英国のグラインドボーン・フェスティバル・オペラ(Glyndebourne Festival Opera)で21日、代役のテノール歌手がヘリコプターで駆け付け、第2幕から出演するというスリリングな騒動が起きた。

騒動が起きたのは今年の音楽祭の新制作、エセル・スマイスの《ザ・レッカーズ》。この日の朝、マルク役に起用されているロドリゴ・ポーラス・ガルーロが不調を訴えたことから、午後になってリハーサルでカバー役を務めていたアダム・ギルバートを呼ぶことになったという。

ところが、意中のギルバートは既に休暇に入り、息子とアザラシを見るため500キロ近く離れたウェールズ沿岸のカーディガン島に滞在。
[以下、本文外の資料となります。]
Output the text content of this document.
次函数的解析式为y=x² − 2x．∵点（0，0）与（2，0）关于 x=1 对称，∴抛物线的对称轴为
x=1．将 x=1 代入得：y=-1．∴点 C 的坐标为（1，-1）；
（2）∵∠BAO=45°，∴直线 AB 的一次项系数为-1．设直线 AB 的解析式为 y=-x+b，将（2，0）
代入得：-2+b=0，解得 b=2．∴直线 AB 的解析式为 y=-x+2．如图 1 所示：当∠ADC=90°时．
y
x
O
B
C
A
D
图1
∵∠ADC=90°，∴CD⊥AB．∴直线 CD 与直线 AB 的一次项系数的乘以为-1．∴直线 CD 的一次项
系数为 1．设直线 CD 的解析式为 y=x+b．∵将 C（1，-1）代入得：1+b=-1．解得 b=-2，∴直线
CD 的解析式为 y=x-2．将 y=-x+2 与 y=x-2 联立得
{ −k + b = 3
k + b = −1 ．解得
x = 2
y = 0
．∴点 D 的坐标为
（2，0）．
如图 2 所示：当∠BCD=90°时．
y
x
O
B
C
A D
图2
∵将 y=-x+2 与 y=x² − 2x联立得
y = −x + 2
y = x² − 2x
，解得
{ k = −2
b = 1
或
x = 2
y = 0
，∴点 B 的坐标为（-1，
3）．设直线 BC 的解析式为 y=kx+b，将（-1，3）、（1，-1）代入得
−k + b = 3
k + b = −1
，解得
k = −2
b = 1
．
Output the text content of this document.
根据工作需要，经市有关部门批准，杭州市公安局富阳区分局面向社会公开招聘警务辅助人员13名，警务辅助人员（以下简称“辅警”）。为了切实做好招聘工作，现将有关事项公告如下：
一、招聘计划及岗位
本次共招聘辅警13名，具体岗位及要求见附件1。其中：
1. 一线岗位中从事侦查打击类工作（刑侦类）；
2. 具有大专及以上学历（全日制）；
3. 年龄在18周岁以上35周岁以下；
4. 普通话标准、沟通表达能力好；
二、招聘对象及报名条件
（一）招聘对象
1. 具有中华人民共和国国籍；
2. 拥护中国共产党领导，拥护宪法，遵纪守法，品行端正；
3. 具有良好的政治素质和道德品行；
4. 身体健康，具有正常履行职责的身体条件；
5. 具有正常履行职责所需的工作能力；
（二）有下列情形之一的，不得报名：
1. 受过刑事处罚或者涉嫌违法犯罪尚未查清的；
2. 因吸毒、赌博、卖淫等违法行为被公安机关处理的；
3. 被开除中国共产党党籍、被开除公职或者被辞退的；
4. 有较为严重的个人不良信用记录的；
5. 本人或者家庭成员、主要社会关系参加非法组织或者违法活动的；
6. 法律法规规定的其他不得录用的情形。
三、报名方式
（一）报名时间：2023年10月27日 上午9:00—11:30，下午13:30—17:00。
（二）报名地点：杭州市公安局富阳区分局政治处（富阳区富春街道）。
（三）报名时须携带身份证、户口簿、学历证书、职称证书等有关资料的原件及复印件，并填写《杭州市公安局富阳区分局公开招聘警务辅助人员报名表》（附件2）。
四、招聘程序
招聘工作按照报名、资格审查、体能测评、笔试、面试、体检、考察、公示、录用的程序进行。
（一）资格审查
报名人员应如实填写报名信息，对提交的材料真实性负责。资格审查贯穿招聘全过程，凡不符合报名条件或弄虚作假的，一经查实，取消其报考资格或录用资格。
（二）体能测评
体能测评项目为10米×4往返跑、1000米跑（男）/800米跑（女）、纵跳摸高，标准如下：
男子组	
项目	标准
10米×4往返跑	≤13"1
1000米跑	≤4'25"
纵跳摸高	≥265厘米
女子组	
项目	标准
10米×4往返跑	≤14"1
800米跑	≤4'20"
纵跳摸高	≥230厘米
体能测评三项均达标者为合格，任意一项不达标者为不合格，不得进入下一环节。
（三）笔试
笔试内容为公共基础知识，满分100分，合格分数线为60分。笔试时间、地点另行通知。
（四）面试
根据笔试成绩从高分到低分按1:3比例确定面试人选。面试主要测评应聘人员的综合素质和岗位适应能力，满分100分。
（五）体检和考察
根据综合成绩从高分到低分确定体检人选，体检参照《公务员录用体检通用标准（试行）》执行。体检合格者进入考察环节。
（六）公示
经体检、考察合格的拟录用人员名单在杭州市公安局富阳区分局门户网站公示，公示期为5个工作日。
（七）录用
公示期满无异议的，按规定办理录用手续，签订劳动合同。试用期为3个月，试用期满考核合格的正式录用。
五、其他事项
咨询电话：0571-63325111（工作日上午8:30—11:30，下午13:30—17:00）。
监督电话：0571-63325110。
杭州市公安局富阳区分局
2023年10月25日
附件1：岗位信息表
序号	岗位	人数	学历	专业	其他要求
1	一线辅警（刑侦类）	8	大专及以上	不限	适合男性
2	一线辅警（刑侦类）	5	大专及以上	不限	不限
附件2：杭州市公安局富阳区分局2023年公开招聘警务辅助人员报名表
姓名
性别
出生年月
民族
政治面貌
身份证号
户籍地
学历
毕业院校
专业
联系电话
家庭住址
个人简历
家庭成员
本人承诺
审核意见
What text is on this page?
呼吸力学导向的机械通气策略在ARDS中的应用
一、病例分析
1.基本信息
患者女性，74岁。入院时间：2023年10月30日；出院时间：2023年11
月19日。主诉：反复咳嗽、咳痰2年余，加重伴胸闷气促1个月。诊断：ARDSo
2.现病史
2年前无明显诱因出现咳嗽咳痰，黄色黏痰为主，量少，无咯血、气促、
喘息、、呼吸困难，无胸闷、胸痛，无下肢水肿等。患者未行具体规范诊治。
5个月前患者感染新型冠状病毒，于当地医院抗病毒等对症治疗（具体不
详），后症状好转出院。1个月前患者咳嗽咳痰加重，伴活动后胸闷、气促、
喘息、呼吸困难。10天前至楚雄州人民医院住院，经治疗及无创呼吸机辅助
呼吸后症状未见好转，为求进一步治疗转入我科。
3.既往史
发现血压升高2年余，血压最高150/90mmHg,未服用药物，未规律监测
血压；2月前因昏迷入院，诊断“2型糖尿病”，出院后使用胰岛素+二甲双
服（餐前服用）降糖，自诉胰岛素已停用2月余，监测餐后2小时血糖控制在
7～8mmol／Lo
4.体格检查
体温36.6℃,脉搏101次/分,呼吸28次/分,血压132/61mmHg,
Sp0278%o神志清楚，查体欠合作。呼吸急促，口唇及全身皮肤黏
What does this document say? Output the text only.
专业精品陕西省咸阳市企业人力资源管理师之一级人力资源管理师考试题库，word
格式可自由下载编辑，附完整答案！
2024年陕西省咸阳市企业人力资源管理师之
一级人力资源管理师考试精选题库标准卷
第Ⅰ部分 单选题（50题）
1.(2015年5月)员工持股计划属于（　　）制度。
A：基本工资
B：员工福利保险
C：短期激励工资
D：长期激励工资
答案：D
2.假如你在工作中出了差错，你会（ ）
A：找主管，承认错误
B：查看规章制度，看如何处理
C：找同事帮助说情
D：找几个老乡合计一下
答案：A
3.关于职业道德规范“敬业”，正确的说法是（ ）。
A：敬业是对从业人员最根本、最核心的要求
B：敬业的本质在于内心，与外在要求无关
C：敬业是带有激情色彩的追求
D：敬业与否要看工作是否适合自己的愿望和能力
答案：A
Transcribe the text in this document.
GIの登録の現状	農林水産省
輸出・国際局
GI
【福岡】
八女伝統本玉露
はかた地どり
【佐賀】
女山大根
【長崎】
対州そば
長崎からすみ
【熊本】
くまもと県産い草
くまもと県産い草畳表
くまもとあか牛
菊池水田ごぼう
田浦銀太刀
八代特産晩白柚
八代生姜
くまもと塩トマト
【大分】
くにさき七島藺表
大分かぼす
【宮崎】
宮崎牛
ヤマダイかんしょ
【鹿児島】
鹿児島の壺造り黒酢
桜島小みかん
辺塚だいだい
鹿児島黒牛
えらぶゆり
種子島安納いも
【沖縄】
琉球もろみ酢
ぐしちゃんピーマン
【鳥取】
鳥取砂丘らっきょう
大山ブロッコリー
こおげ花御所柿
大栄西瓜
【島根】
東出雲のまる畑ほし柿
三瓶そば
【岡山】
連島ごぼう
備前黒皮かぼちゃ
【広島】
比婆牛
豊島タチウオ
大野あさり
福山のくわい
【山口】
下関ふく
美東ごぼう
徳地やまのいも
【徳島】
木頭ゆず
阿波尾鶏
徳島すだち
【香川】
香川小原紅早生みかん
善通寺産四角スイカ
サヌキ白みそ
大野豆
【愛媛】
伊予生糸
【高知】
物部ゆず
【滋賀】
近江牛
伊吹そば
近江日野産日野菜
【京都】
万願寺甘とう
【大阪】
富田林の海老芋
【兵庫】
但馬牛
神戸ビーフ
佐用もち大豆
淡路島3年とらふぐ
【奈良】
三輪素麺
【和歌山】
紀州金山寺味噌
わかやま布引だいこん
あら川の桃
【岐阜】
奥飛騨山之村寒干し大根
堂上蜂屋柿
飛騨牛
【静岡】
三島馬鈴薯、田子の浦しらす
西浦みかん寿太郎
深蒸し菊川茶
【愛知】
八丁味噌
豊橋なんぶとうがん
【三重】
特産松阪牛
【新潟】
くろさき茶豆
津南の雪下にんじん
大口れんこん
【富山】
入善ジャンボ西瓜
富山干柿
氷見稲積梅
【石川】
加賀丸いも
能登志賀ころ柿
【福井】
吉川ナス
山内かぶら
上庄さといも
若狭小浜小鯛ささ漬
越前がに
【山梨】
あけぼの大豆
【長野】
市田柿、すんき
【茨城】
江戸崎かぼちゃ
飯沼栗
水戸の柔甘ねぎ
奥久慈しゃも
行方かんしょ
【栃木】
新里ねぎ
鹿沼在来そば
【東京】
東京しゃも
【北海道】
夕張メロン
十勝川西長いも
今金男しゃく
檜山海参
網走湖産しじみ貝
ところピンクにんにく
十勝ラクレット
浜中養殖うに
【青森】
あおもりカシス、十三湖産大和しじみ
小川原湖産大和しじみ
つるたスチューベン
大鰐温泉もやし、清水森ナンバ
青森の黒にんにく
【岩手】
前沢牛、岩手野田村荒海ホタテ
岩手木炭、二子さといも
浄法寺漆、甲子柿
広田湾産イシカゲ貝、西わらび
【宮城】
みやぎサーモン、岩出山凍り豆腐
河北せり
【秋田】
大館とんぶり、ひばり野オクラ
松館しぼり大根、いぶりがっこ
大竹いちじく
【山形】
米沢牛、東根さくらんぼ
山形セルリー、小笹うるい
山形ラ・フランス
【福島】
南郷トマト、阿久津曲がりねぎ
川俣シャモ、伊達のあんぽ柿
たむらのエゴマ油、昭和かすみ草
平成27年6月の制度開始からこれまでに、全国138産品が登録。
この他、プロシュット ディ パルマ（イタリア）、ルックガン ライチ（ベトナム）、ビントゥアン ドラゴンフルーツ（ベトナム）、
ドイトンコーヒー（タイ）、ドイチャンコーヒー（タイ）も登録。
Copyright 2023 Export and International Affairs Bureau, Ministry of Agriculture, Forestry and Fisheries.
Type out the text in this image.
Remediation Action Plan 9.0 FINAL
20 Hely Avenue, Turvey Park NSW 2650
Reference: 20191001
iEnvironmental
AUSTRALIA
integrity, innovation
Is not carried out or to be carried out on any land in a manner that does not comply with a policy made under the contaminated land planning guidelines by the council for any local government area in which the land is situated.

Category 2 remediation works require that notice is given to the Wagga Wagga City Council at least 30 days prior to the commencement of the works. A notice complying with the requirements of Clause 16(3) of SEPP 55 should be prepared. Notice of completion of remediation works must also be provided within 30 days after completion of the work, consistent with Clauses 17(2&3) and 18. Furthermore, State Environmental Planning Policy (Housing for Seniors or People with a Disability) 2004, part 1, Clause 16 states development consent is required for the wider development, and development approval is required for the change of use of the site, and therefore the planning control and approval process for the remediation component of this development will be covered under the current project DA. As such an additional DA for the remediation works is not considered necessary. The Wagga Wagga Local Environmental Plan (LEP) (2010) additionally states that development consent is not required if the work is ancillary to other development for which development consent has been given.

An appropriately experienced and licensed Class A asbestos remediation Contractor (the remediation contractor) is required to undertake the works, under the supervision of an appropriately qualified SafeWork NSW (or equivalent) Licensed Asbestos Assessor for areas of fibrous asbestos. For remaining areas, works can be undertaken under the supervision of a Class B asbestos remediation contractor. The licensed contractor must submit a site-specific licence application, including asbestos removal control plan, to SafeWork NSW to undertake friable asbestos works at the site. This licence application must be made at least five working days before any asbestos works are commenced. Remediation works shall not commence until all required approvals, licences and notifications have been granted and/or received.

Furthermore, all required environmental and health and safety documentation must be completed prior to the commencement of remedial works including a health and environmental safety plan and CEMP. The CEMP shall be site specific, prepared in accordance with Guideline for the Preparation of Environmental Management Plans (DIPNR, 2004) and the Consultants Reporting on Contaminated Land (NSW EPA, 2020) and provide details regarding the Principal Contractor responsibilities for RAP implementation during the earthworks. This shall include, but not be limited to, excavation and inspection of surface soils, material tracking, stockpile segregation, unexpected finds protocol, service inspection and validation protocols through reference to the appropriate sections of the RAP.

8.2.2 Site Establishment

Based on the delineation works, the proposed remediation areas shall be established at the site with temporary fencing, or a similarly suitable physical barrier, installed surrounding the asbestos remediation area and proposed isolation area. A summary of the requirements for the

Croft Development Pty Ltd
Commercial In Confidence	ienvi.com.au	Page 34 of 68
しかも英国はこの日、ロシアのウクライナ侵略に対する経済制裁に伴う物価高騰に対して全土でゼネラル・ストライキのただ中にあり、長距離列車の運行が止まっていたという。

そこで、捻り出されたのが、ヘリコプターを飛ばすこと。そこは元々は限られた人たちが会員制で運用していた老舗の音楽祭の面目躍如で、会員によってヘリコプターが手配され、ギルバートは第2幕の幕開けに間に合ったという。

結局、第1幕はガルーロが歌い、第2幕と第3幕はガルーロが舞台上で演技、ギルバートがステージの袖で歌うというスタイルで事なきを得たという。ギルバートはBBCウェールズの取材に対して、「ヘリコプターに乗ったのは初めて」と語っている。